Trend of energy balance and Bowen ratio for (a) a cloudy and (b) cloud free day over wheat crop during rabi, 2018-19
6.5.4.4 Weather based Agromet Advisory
Agro-met advisory bulletins are being prepared in Hindi as well as in English on every Tuesday and Friday based on past weather, real time weather and weather forecast received for next five days from IMD, New Delhi.
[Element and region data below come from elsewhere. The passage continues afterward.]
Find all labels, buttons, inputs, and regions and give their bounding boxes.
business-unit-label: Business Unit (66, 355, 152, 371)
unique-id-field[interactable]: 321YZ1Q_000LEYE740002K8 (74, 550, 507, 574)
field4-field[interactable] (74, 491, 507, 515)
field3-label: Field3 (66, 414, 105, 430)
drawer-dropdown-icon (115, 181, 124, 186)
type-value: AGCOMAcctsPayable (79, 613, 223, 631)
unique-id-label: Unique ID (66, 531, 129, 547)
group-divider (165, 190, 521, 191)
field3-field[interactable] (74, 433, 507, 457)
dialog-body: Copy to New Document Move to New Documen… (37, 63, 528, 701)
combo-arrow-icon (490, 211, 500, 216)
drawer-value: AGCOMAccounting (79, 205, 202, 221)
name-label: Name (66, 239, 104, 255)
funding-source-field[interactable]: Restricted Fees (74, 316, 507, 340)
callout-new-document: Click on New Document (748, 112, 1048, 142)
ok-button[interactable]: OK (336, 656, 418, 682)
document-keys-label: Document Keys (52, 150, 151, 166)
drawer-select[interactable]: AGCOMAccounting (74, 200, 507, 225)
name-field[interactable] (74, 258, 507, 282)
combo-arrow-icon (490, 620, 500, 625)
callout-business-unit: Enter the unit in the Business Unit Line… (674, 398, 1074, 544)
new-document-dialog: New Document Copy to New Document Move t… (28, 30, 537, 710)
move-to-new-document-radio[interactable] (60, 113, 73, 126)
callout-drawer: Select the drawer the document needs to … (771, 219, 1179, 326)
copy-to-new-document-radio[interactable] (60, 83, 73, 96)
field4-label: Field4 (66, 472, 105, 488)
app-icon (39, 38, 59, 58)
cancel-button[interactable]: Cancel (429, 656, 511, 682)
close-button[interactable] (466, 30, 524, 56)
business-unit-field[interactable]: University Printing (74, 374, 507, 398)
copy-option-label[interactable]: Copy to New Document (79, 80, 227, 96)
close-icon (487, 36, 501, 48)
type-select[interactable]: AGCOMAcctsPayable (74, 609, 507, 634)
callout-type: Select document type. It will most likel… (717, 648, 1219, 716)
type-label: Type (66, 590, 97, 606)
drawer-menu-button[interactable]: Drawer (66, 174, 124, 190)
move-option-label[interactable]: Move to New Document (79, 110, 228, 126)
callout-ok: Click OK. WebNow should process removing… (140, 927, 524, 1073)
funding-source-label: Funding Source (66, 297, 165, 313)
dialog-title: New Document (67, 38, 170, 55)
The bulletin is passed on to the farmers
through SMS / telephone / E-mail .The bulletins are also sent to ATIC, KVK Shikohpur, KVK Ujawa, IKSL, NGO, e-choupal, KrishiDarsan, All India Radio, DD Kisan, and local Hindi newspapers through E-mail for wider dissemination among farmers. These advisories were uploaded on the Institute website (www.iari.res.in) along with daily weather data and medium range weather forecast. These advisories were also uploaded on the IMD website (www.imdagrimet.gov.in) and farmer portal (http://farmer.gov.in ) in both Hindi and English. These advisories along with crop status are sent to IMD, Pune for preparation of national bulletins.
During 2019, total 105 agro-advisory bulletins were prepared in Hindi as well as in English. SMS were sent to the farmers through m- Kisan portal. Weather forecast and agromet advisory bulletin is fruitful for farmers, through this they can select high yielding varieties of different crop and vegetables, other farming practices such as sowing, weeding, irrigation, fertilizer, pesticides spray (time and doses) can be done at right time. Feedback received from the farmers from different villages of NCR Delhi showed that agromet advisory bulletin is useful since as it helps in reducing cost of cultivation, saving of input resources and increases in net profit.